Congratulations on starting the journey of starting a business. One of the first steps to formalize your venture is registering with the IRS as a business entity.
The Internal Revenue Service offers many schemes or categories under which you can register a business depending on their structure. There are differences on the legal and tax rights and obligations.
Find out the key features that identify each one of the business structures.
As the name describes it, this type of unincorporated business is registered to a single proprietor with complete control of the business. This way you could get a trade name, but the business assets and liabilities aren’t separated from your personal responsabilities, and you could have a hard time getting a credit from banks.
This structure could be a good choice for entrepreneurs who want to test a business before becoming a fully formal business.
One of the simplest structures where two or more people are registered as owners of the business, were both contribute with assets and they share the losses that the company may have. The most common kinds of partnership are:
- – Limited partnerships (LP): One partner with unlimited liability, the rest of them have limited liability.
- – Limited Liability Partnerships (LLP): Every owner has limited liability, which protects them from debts incurred from the business or other partners actions.
This structure doesn’t pay income tax, instead the profit and losses are transferred to the partner’s taxes fillings.
Corporations offer higher protection to the owner’s assets, as it becomes their own entity that may have different tax liabilities from the shareholders.
- – C Corp.: A legal entity separated from their owners. Usually these pay double taxes; when the corporation makes profit, and when the shareholders receive their profits.
- – S Corp.: Special type of corporation that avoids the double tax payments that occur on a regular corporation. May vary from state to state and requires to meet special requirements.
This structure pays taxes and makes profit independent of the owner’s actions.
Limited Liability Company (LLC)
This structure offers the protection of personal liabilites of a corporation structure without the double payment of taxes on receipt of the shareholder’s earnings.
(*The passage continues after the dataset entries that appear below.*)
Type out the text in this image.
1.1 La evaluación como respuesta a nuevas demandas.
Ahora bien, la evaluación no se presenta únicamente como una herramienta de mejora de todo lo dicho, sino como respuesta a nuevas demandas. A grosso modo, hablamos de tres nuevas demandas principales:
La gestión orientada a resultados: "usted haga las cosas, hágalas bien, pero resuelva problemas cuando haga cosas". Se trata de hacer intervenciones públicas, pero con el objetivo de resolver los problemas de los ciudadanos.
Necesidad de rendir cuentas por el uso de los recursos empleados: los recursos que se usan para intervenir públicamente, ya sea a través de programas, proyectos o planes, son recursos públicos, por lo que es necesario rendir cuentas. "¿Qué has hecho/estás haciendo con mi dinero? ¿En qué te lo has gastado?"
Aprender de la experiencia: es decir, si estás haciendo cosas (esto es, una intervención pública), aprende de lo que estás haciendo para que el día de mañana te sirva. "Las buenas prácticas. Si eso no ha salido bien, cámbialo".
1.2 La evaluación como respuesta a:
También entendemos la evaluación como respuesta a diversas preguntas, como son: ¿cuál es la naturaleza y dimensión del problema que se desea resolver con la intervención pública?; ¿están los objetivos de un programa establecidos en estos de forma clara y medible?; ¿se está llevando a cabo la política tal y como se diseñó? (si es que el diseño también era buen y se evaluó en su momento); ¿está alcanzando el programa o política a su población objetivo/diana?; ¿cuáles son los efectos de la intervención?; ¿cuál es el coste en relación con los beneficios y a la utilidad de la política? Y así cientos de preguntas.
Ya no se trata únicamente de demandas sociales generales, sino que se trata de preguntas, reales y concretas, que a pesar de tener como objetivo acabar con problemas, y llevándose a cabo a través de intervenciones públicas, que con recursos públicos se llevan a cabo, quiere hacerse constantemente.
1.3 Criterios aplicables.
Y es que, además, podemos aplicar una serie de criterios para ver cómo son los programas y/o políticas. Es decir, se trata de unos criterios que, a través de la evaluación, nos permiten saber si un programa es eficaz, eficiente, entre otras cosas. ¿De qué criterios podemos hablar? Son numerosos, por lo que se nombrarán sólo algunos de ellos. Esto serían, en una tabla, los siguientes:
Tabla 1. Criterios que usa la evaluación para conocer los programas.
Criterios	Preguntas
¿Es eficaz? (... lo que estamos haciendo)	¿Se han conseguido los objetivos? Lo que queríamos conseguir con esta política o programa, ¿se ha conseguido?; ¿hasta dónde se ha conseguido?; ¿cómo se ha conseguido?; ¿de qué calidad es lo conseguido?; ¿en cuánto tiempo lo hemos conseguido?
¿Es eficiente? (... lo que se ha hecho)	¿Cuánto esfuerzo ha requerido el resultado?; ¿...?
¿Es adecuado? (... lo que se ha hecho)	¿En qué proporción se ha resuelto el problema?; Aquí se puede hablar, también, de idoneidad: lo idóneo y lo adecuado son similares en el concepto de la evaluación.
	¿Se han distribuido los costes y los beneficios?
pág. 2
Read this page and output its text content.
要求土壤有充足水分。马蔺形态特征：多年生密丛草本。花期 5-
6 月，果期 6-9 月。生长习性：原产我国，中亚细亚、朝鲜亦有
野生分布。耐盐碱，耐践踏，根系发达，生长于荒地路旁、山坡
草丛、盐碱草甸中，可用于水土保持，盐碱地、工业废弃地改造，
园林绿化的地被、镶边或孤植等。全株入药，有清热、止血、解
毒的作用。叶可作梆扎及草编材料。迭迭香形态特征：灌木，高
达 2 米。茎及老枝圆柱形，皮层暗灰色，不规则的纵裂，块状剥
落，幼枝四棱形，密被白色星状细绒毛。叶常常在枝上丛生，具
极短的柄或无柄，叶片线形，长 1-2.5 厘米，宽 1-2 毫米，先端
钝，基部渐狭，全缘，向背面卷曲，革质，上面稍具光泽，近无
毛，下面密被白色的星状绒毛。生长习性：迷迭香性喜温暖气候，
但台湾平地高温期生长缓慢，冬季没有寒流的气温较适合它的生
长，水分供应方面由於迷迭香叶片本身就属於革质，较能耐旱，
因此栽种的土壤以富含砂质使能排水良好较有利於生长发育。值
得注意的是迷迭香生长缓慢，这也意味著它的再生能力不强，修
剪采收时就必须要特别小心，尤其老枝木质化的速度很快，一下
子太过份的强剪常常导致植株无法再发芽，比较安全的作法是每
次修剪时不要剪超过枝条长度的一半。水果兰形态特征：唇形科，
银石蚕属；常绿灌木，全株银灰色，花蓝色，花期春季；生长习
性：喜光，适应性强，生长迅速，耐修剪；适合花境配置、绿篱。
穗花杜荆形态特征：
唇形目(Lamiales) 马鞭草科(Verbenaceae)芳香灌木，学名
Depending on the number of members (owners) it may vary their tax rights and obligations.
This structure’s regulations and requirements to become one may vary from state to state.
For further information on tax obligations on each one of these business structures we recommend visiting the IRS official website, or getting professional advice focused specifically on your case and your business goals, as the business structure may influence your day-to-day operations.